Vari tipi di approcci terapeutici vengono proposti per il trattamento dei sintomi autistici tra cui anche quello farmacologico; di seguito una breve descrizione dell’approccio comportamentista ABA - Applied Behavioural Analysis.
ABA - Applied Behavioural Analysis
Con questa sigla si fa riferimento ad una delle tecniche comportamentali più note e più conosciute nell’ambito dell’educazione di persone con autismo. Tale metodologia è basata sull’assunto che le conseguenze piacevoli possono promuovere un buon comportamento (tramite gratificazioni o rinforzi positivi) e le conseguenze spiacevoli, come le punizioni o rinforzi negativi, possono ridurre un comportamento inappropriato o eccessivo.
Il core della sintomatologia autistica è infatti caratterizzato da specifici eccessi e deficit comportamentali. Gli eccessi sono comportamenti che si manifestano con intensità o frequenza che non è appropriata, i deficit comportamentali rappresentano quei comportamenti che non vengono messi in atto con l’adeguata forza o che non sono esibiti. Il metodo prevede l’individuazione dell’obiettivo centrale e il suo raggiungimento tramite una programmazione strutturata di intervento nel quale si procede step by step. In questo tipo di percorso oltre agli “educatori specializzati” l’intero ambiente familiare rappresenta una parte fondamentale per la terapia e per il raggiungimento dell’obiettivo.
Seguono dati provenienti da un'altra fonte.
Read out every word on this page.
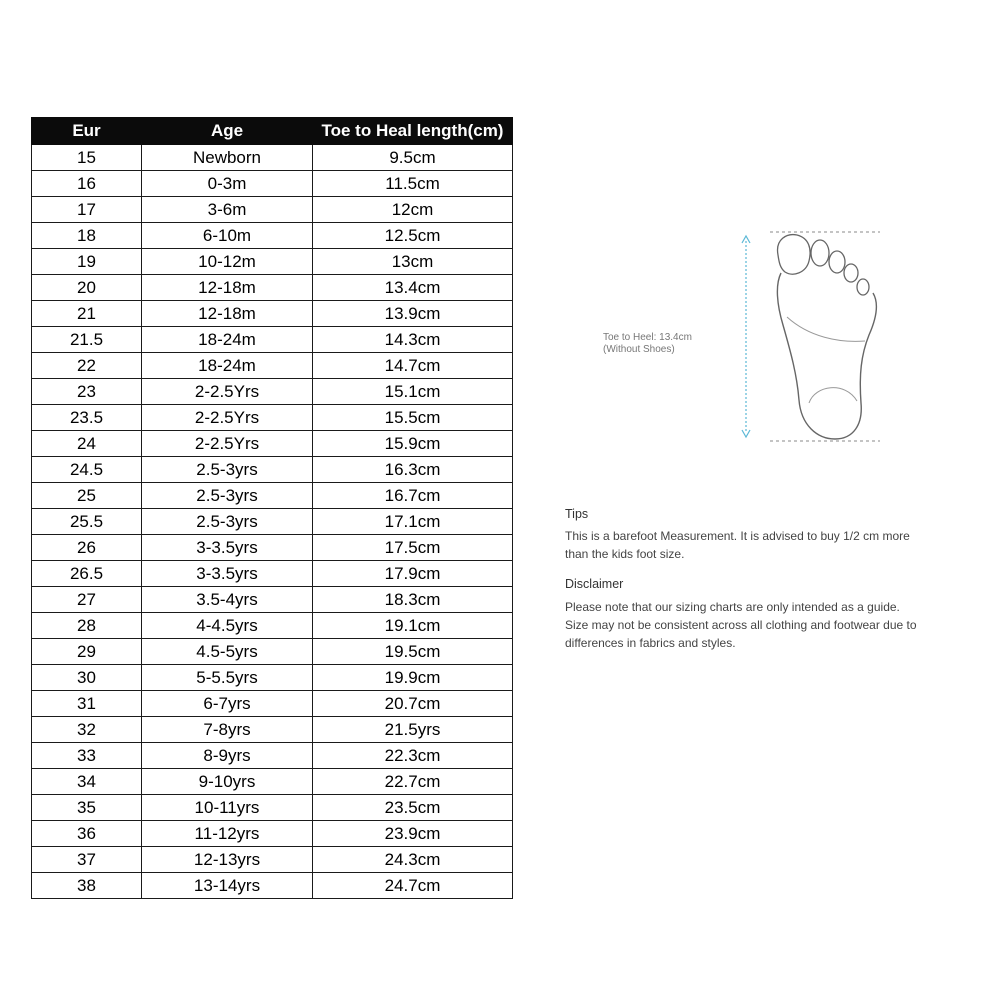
Eur	Age	Toe to Heal length(cm)
15	Newborn	9.5cm
16	0-3m	11.5cm
17	3-6m	12cm
18	6-10m	12.5cm
19	10-12m	13cm
20	12-18m	13.4cm
21	12-18m	13.9cm
21.5	18-24m	14.3cm
22	18-24m	14.7cm
23	2-2.5Yrs	15.1cm
23.5	2-2.5Yrs	15.5cm
24	2-2.5Yrs	15.9cm
24.5	2.5-3yrs	16.3cm
25	2.5-3yrs	16.7cm
25.5	2.5-3yrs	17.1cm
26	3-3.5yrs	17.5cm
26.5	3-3.5yrs	17.9cm
27	3.5-4yrs	18.3cm
28	4-4.5yrs	19.1cm
29	4.5-5yrs	19.5cm
30	5-5.5yrs	19.9cm
31	6-7yrs	20.7cm
32	7-8yrs	21.5yrs
33	8-9yrs	22.3cm
34	9-10yrs	22.7cm
35	10-11yrs	23.5cm
36	11-12yrs	23.9cm
37	12-13yrs	24.3cm
38	13-14yrs	24.7cm
Toe to Heel: 13.4cm
(Without Shoes)
Tips
This is a barefoot Measurement. It is advised to buy 1/2 cm more
than the kids foot size.
Disclaimer
Please note that our sizing charts are only intended as a guide.
Size may not be consistent across all clothing and footwear due to
differences in fabrics and styles.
La costruzione di uno spazio quotidiano adeguatamente strutturato mediante vari accorgimenti, come quello di limitare il più possibile le variazioni e le novità nello spazio in qui vive il bambino autistico, risulta essere fondamentale in quanto permette al soggetto di organizzarsi e orientarsi con semplici schemi di riferimento, conosciuti e prevedibili.
Farmacoterapia
Obiettivo prevalente dell'intervento farmacologico del controllo di manifestazioni sintomatiche che possono negativamente influenzare la qualità della vita e gli altri interventi terapeutici. Il trattamento deve essere preceduto da una attenta analisi funzionale che evidenzi i sintomi bersaglio, che possono essere molto diversi nei vari soggetti (stereotipie e condotte aggressive, disturbi dell'attenzione, alterazioni dell'umore, disturbi del sonno.
Sebbene la prognosi per la condizione autistica rimane sfavorevole in termini di remissione completa, l’intervento educativo precoce e la capacità della famiglia di fornire un supporto educativo/affettivo costante lungo il percorso terapeutico e soprattutto, che si estende in tutte le attivita‘ quotidiane, e‘ un fattore che influenza positivamente l’evoluzione e le possibilità future di inserimento nella società del bambino.